The part of the book that I like best is the appendix. If you don’t want to spend the time to read the whole book, I would encourage you to borrow the book from the library and just read the appendix. In it, Collins addresses a number of pressing issues in bioethics, including stem-cell research, in vitro fertilization, somatic cell nuclear transfer (SCNT, aka “cloning”), and eugenics via genetic engineering. In less then 40 short pages he gives one of the best introductions to these issues that I have read, exhibiting sensitivity to different viewpoints but not hesitating to give his own recommendations, as well as giving clear explanations of the relevant science. Scientific knowledge in this sphere is advancing daily, and questions that used to be dismissible as being of interest only to philosophers and science-fiction lovers are rapidly becoming intensely practical. It is our responsibility as Christians and as educated people to stay abreast of these developments as they occur, rather than to react only after it is too late. This appendix is a great entry point into the subject.
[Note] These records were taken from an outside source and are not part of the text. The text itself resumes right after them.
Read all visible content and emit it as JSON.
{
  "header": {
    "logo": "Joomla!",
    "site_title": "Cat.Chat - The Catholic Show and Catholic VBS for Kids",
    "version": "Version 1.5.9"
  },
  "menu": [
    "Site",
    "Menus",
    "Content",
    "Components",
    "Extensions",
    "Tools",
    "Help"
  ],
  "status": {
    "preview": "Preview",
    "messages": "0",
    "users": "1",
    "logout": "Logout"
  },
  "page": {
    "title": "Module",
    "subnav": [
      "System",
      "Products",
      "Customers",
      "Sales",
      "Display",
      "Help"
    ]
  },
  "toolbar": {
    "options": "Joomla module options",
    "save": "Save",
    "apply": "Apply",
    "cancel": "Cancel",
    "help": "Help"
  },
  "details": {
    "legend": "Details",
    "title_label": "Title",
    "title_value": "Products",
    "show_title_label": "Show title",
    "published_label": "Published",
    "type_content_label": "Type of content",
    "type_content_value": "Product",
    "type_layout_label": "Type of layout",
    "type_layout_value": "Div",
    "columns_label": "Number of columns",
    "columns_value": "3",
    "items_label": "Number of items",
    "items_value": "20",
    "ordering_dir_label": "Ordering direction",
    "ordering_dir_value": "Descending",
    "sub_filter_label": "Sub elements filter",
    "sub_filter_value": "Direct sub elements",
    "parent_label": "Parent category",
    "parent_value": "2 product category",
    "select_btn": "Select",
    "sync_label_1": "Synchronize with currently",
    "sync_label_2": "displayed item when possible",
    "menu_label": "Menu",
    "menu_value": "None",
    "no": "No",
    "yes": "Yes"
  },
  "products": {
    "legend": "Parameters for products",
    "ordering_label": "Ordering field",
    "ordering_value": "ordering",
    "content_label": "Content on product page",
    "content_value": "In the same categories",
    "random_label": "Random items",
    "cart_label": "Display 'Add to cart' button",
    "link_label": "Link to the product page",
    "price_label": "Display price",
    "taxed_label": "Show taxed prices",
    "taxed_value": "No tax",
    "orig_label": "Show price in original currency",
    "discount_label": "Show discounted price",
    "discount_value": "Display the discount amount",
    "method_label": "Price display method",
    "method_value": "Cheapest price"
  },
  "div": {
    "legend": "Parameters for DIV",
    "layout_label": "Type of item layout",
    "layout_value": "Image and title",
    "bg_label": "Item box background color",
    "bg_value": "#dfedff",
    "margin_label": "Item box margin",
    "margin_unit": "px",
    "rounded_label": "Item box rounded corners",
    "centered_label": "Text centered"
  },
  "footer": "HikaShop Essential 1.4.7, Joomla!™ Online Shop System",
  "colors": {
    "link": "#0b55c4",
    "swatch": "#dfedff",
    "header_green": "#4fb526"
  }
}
[Postscript about SCNT: Collins baldly condemns the use of SCNT to produce a new human being, but he argues strongly for SCNT itself. SCNT, according to Collins, promises many of the same sort of benefits that advocates of stem-cell research tout, and so long as one harbors no intention of implanting the cell in a uterus with a view towards producing a new human being, the cells are just cells. The question of interfering with the natural generative process by which human beings typically come to be is sidestepped entirely.
What I find very interesting is that one of the things that Collins says against using SCNT to clone a new human being is that doing so would be “unnatural.” I can’t tell from this book what Collins’s overall view of natural-law arguments is, but this use of the word “unnatural” is consistent with what I’ve found from personal discussions with friends, namely that a lot of people who claim to disavow arguments about “unnatural” behavior are surprised to find the word involuntarily popping out of their mouths when the discussion turns towards bestiality, necrophilia, (consensual) cannibalism, and other behaviors that evoke visceral disgust in them.]